Apron Prayers

Do you tap into God’s wisdom through prayer in your busy life? Consider “apron prayers” and find the discernment, comfort and hope you need.

Almost three hundred years ago, a young man named John Wesley felt his heart “strangely warmed” by a personal experience of God’s grace. John and his brother, Charles, became major players in church history when their “Holy Club” at Oxford, England, eventually sparked what became the Methodist movement (part of the great stream of church history from which my own Nazarene heritage flows). Charles, with his gift of music, wrote countless hymns that still shape worship today, including “And Can It Be That I Should Gain” and “Hark! The Herald Angels Sing.”

The mother of John and Charles Wesley, Susanna (actually mother to nineteen children, ten of whom survived to adulthood), was much like the Bible’s Lois and Eunice, who transmitted the faith to Timothy. An amazing mom, she invested deeply in the education and faith development of her children. She homeschooled all of them, including her girls, refusing to have the girls share in any domestic chores until they had learned how to read and write (not just English, but also in Latin). I don’t have to tell you how rare that choice was in the early 1700s. And I have to believe it would have been an amazing sacrifice to not have the domestic help of her daughters while homeschooling and serving as a pastor’s wife.

A woman of singular faith, Susanna is famous for what I call her “apron-over-the-head move.” Whenever in the midst of her busy daily life she felt the need to talk to God, but couldn’t get quiet time away, she would simply pull her apron up over her head (a signal her children quickly learned to honor). Right then and there, in the privacy of her apron covering, she would talk to God, seeking His wisdom and direction. I think all women with deep faith must have their own version of the apron-over-the-head move.

One of the most important gifts Susanna received through her apron prayers is the gift of discernment, that amazing ability to see beneath the surface and beyond the present moment to hear and apply God’s perspective to our current context. When it comes to understanding our calling as women, discernment is priceless.

My friend Mia would laugh at the comparison, but she reminds me a lot of Susanna Wesley. Along with parenting her three gifted teenage boys, she also manages to work two demanding jobs and is deeply involved in serving her church, friends, and community. In other words, she is a woman who leans into her calling with all her soul. As I have grown to know her more deeply, I have become increasingly aware that her discerning “apron prayers” infuse her activity with a quality of joy and aliveness that is rare and precious. What a gift!
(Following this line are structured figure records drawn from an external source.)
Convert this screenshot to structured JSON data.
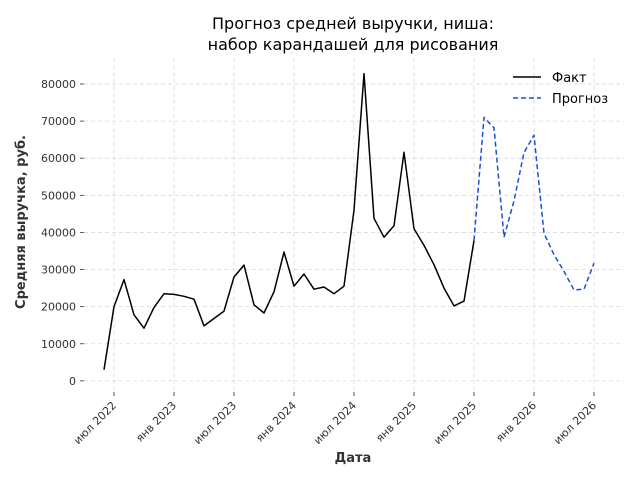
{
  "chart_data": {
    "type": "line",
    "title_lines": [
      "Прогноз средней выручки, ниша:",
      "набор карандашей для рисования"
    ],
    "xlabel": "Дата",
    "ylabel": "Средняя выручка, руб.",
    "x_ticks": [
      "2022-07",
      "2023-01",
      "2023-07",
      "2024-01",
      "2024-07",
      "2025-01",
      "2025-07",
      "2026-01",
      "2026-07"
    ],
    "x_tick_labels": [
      "июл 2022",
      "янв 2023",
      "июл 2023",
      "янв 2024",
      "июл 2024",
      "янв 2025",
      "июл 2025",
      "янв 2026",
      "июл 2026"
    ],
    "y_ticks": [
      0,
      10000,
      20000,
      30000,
      40000,
      50000,
      60000,
      70000,
      80000
    ],
    "y_tick_labels": [
      "0",
      "10000",
      "20000",
      "30000",
      "40000",
      "50000",
      "60000",
      "70000",
      "80000"
    ],
    "ylim": [
      -3000,
      87000
    ],
    "xlim": [
      "2022-04",
      "2026-10"
    ],
    "grid": true,
    "legend_position": "top-right",
    "series": [
      {
        "name": "Факт",
        "color": "#000000",
        "style": "solid",
        "points": [
          [
            "2022-06",
            3000
          ],
          [
            "2022-07",
            20000
          ],
          [
            "2022-08",
            27300
          ],
          [
            "2022-09",
            17800
          ],
          [
            "2022-10",
            14200
          ],
          [
            "2022-11",
            19800
          ],
          [
            "2022-12",
            23500
          ],
          [
            "2023-01",
            23300
          ],
          [
            "2023-02",
            22800
          ],
          [
            "2023-03",
            22000
          ],
          [
            "2023-04",
            14800
          ],
          [
            "2023-05",
            16800
          ],
          [
            "2023-06",
            18800
          ],
          [
            "2023-07",
            28000
          ],
          [
            "2023-08",
            31200
          ],
          [
            "2023-09",
            20500
          ],
          [
            "2023-10",
            18300
          ],
          [
            "2023-11",
            24000
          ],
          [
            "2023-12",
            34700
          ],
          [
            "2024-01",
            25500
          ],
          [
            "2024-02",
            28800
          ],
          [
            "2024-03",
            24700
          ],
          [
            "2024-04",
            25300
          ],
          [
            "2024-05",
            23500
          ],
          [
            "2024-06",
            25500
          ],
          [
            "2024-07",
            46000
          ],
          [
            "2024-08",
            82800
          ],
          [
            "2024-09",
            43800
          ],
          [
            "2024-10",
            38700
          ],
          [
            "2024-11",
            41800
          ],
          [
            "2024-12",
            61600
          ],
          [
            "2025-01",
            41000
          ],
          [
            "2025-02",
            36500
          ],
          [
            "2025-03",
            31300
          ],
          [
            "2025-04",
            25000
          ],
          [
            "2025-05",
            20200
          ],
          [
            "2025-06",
            21500
          ],
          [
            "2025-07",
            37800
          ]
        ]
      },
      {
        "name": "Прогноз",
        "color": "#1a4fd6",
        "style": "dashed",
        "points": [
          [
            "2025-07",
            37800
          ],
          [
            "2025-08",
            71000
          ],
          [
            "2025-09",
            68200
          ],
          [
            "2025-10",
            38700
          ],
          [
            "2025-11",
            48500
          ],
          [
            "2025-12",
            61500
          ],
          [
            "2026-01",
            66200
          ],
          [
            "2026-02",
            39800
          ],
          [
            "2026-03",
            34000
          ],
          [
            "2026-04",
            29500
          ],
          [
            "2026-05",
            24500
          ],
          [
            "2026-06",
            24700
          ],
          [
            "2026-07",
            31700
          ]
        ]
      }
    ]
  }
}
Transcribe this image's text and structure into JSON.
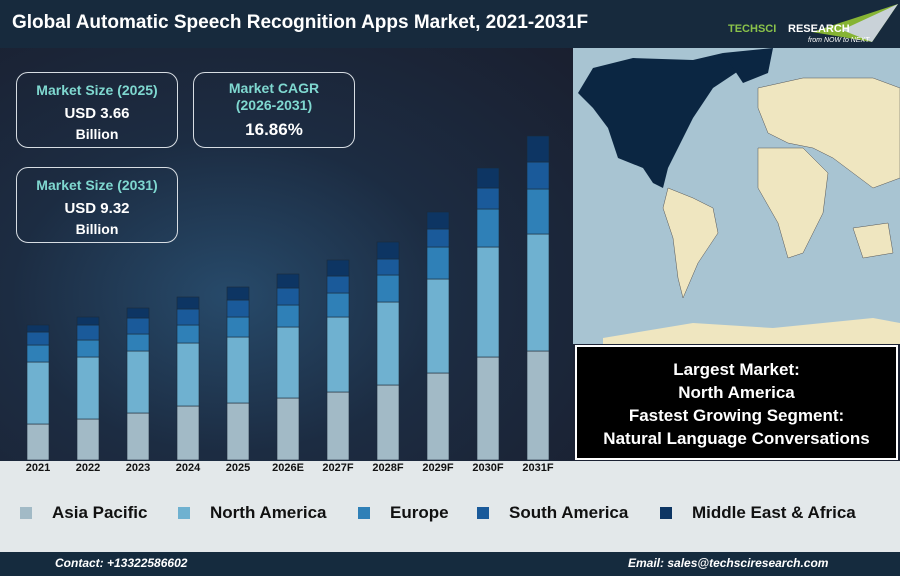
{
  "header": {
    "title": "Global Automatic Speech Recognition Apps Market, 2021-2031F",
    "logo_text": "TechSci Research",
    "logo_tagline": "from NOW to NEXT"
  },
  "cards": [
    {
      "label": "Market Size (2025)",
      "value": "USD 3.66",
      "unit": "Billion"
    },
    {
      "label": "Market CAGR (2026-2031)",
      "value": "16.86%"
    },
    {
      "label": "Market Size (2031)",
      "value": "USD 9.32",
      "unit": "Billion"
    }
  ],
  "callout": {
    "line1": "Largest Market:",
    "line2": "North America",
    "line3": "Fastest Growing Segment:",
    "line4": "Natural Language Conversations"
  },
  "chart_data": {
    "type": "bar",
    "stacked": true,
    "title": "",
    "xlabel": "",
    "ylabel": "",
    "grid": false,
    "legend": "bottom",
    "categories": [
      "2021",
      "2022",
      "2023",
      "2024",
      "2025",
      "2026E",
      "2027F",
      "2028F",
      "2029F",
      "2030F",
      "2031F"
    ],
    "series": [
      {
        "name": "Asia Pacific",
        "color": "#a2bac6",
        "values": [
          36,
          41,
          47,
          54,
          57,
          62,
          68,
          75,
          87,
          103,
          109
        ]
      },
      {
        "name": "North America",
        "color": "#6fb1d0",
        "values": [
          62,
          62,
          62,
          63,
          66,
          71,
          75,
          83,
          94,
          110,
          117
        ]
      },
      {
        "name": "Europe",
        "color": "#2f80b7",
        "values": [
          17,
          17,
          17,
          18,
          20,
          22,
          24,
          27,
          32,
          38,
          45
        ]
      },
      {
        "name": "South America",
        "color": "#1a5a9a",
        "values": [
          13,
          15,
          16,
          16,
          17,
          17,
          17,
          16,
          18,
          21,
          27
        ]
      },
      {
        "name": "Middle East & Africa",
        "color": "#0d3563",
        "values": [
          7,
          8,
          10,
          12,
          13,
          14,
          16,
          17,
          17,
          20,
          26
        ]
      }
    ]
  },
  "footer": {
    "contact": "Contact: +13322586602",
    "email": "Email: sales@techsciresearch.com"
  }
}
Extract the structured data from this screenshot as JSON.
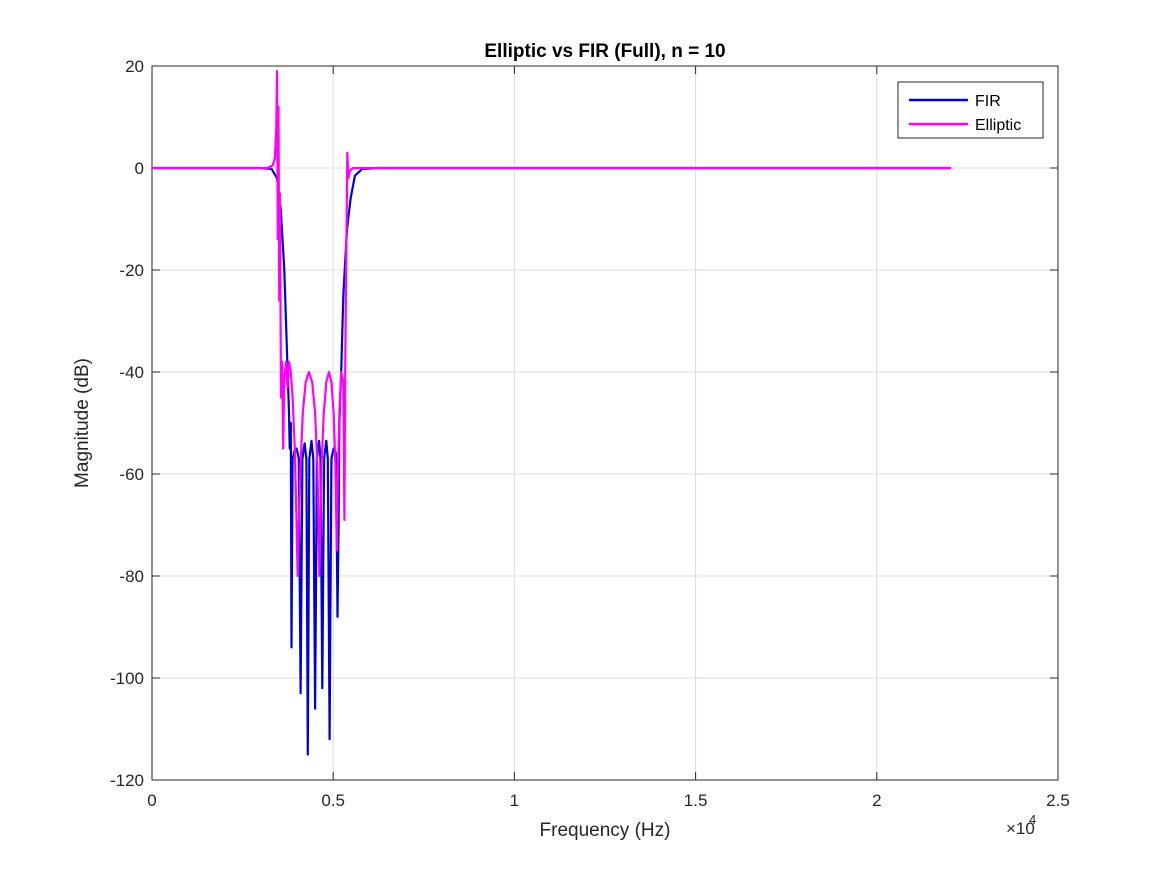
{
  "chart_data": {
    "type": "line",
    "title": "Elliptic vs FIR (Full), n = 10",
    "xlabel": "Frequency (Hz)",
    "ylabel": "Magnitude (dB)",
    "x_exponent_label": "×10",
    "x_exponent_power": "4",
    "xlim": [
      0,
      25000
    ],
    "ylim": [
      -120,
      20
    ],
    "x_ticks": [
      0,
      5000,
      10000,
      15000,
      20000,
      25000
    ],
    "x_tick_labels": [
      "0",
      "0.5",
      "1",
      "1.5",
      "2",
      "2.5"
    ],
    "y_ticks": [
      -120,
      -100,
      -80,
      -60,
      -40,
      -20,
      0,
      20
    ],
    "y_tick_labels": [
      "-120",
      "-100",
      "-80",
      "-60",
      "-40",
      "-20",
      "0",
      "20"
    ],
    "grid": true,
    "legend_position": "top-right",
    "series": [
      {
        "name": "FIR",
        "color": "#0000d9",
        "points": [
          [
            0,
            0
          ],
          [
            3000,
            0
          ],
          [
            3300,
            -0.2
          ],
          [
            3450,
            -2
          ],
          [
            3550,
            -8
          ],
          [
            3650,
            -20
          ],
          [
            3720,
            -35
          ],
          [
            3780,
            -48
          ],
          [
            3800,
            -55
          ],
          [
            3830,
            -50
          ],
          [
            3850,
            -94
          ],
          [
            3880,
            -57
          ],
          [
            3930,
            -55.5
          ],
          [
            3990,
            -55
          ],
          [
            4050,
            -57
          ],
          [
            4100,
            -103
          ],
          [
            4150,
            -57
          ],
          [
            4210,
            -54
          ],
          [
            4260,
            -57
          ],
          [
            4300,
            -115
          ],
          [
            4340,
            -57
          ],
          [
            4400,
            -53.5
          ],
          [
            4450,
            -57
          ],
          [
            4500,
            -106
          ],
          [
            4550,
            -57
          ],
          [
            4610,
            -53.5
          ],
          [
            4650,
            -57
          ],
          [
            4700,
            -102
          ],
          [
            4750,
            -57
          ],
          [
            4810,
            -53.5
          ],
          [
            4850,
            -57
          ],
          [
            4900,
            -112
          ],
          [
            4950,
            -57
          ],
          [
            5010,
            -55
          ],
          [
            5080,
            -56
          ],
          [
            5120,
            -88
          ],
          [
            5150,
            -70
          ],
          [
            5170,
            -50
          ],
          [
            5220,
            -40
          ],
          [
            5280,
            -25
          ],
          [
            5380,
            -12
          ],
          [
            5480,
            -6
          ],
          [
            5600,
            -1.5
          ],
          [
            5800,
            -0.2
          ],
          [
            6200,
            0
          ],
          [
            22050,
            0
          ]
        ]
      },
      {
        "name": "Elliptic",
        "color": "#ff00ff",
        "points": [
          [
            0,
            0
          ],
          [
            3200,
            0
          ],
          [
            3330,
            0.5
          ],
          [
            3390,
            2
          ],
          [
            3430,
            8
          ],
          [
            3450,
            19
          ],
          [
            3470,
            -14
          ],
          [
            3490,
            12
          ],
          [
            3510,
            -26
          ],
          [
            3530,
            -5
          ],
          [
            3560,
            -45
          ],
          [
            3590,
            -38
          ],
          [
            3620,
            -55
          ],
          [
            3650,
            -41
          ],
          [
            3700,
            -38
          ],
          [
            3740,
            -43
          ],
          [
            3780,
            -38
          ],
          [
            3830,
            -40
          ],
          [
            3880,
            -45
          ],
          [
            3940,
            -55
          ],
          [
            3990,
            -70
          ],
          [
            4020,
            -80
          ],
          [
            4050,
            -70
          ],
          [
            4100,
            -58
          ],
          [
            4160,
            -48
          ],
          [
            4240,
            -42
          ],
          [
            4330,
            -40
          ],
          [
            4420,
            -42
          ],
          [
            4500,
            -48
          ],
          [
            4560,
            -58
          ],
          [
            4600,
            -72
          ],
          [
            4620,
            -80
          ],
          [
            4640,
            -72
          ],
          [
            4680,
            -58
          ],
          [
            4740,
            -48
          ],
          [
            4810,
            -42
          ],
          [
            4880,
            -40
          ],
          [
            4950,
            -42
          ],
          [
            5010,
            -48
          ],
          [
            5060,
            -58
          ],
          [
            5100,
            -75
          ],
          [
            5130,
            -60
          ],
          [
            5170,
            -48
          ],
          [
            5220,
            -40
          ],
          [
            5280,
            -42
          ],
          [
            5310,
            -69
          ],
          [
            5330,
            -40
          ],
          [
            5360,
            -18
          ],
          [
            5390,
            3
          ],
          [
            5420,
            -2
          ],
          [
            5460,
            -0.5
          ],
          [
            5550,
            0
          ],
          [
            22050,
            0
          ]
        ]
      }
    ]
  }
}
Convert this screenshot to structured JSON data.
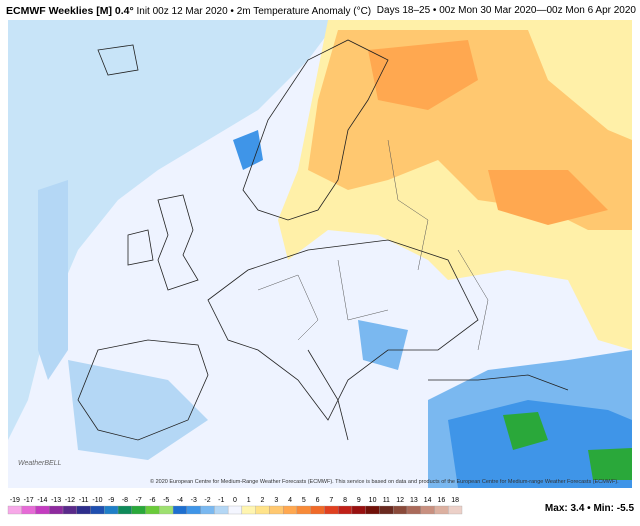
{
  "header": {
    "title": "ECMWF Weeklies [M] 0.4°",
    "init": "Init 00z 12 Mar 2020 • 2m Temperature Anomaly (°C)",
    "valid": "Days 18–25 • 00z Mon 30 Mar 2020—00z Mon 6 Apr 2020"
  },
  "map": {
    "copyright": "© 2020 European Centre for Medium-Range Weather Forecasts (ECMWF). This service is based on data and products of the European Centre for Medium-range Weather Forecasts (ECMWF).",
    "logo": "WeatherBELL"
  },
  "colorbar": {
    "labels": [
      -19,
      -17,
      -14,
      -13,
      -12,
      -11,
      -10,
      -9,
      -8,
      -7,
      -6,
      -5,
      -4,
      -3,
      -2,
      -1,
      0,
      1,
      2,
      3,
      4,
      5,
      6,
      7,
      8,
      9,
      10,
      11,
      12,
      13,
      14,
      16,
      18
    ],
    "colors": [
      "#f7a8e8",
      "#e66ad6",
      "#c43cc0",
      "#8e2a9e",
      "#5a2a8a",
      "#2e2e8c",
      "#1f4fb0",
      "#1f7fc8",
      "#0f8a5a",
      "#2aa83a",
      "#6acb3a",
      "#9ee070",
      "#1e6fd0",
      "#3f95e8",
      "#7ab8f0",
      "#b4d7f5",
      "#f4f6ff",
      "#fff5b0",
      "#ffe38a",
      "#ffc870",
      "#ffa850",
      "#f88a38",
      "#f06a28",
      "#e04020",
      "#c02018",
      "#981010",
      "#701008",
      "#6a2a20",
      "#8a4a3a",
      "#aa6a5a",
      "#c89080",
      "#dcb0a0",
      "#ecd0c8"
    ]
  },
  "stats": "Max: 3.4 • Min: -5.5"
}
Recently, she sent me an apron-prayer text as I faced some new health challenges: “God, give Leslie the strength and stamina for this journey and fill it with the sweetest reminders of your overflowing love for her and her three boys and Les. Jesus, this is your story start to finish. Every provision, doctor, nurse, miracle, tear, discomfort, comfort, grace, and healing! You are the author of our faith and hope! Thank you, Jesus, for carrying Leslie.”

So often what we are called to appears so ordinary and unadorned that, save for apron prayers, we may just miss the brightness and beauty God is inviting us to. The gift of discernment, for instance, invites us to step into a calling that turns the clay pot of an ordinary text message into a masterpiece of prayerful comfort.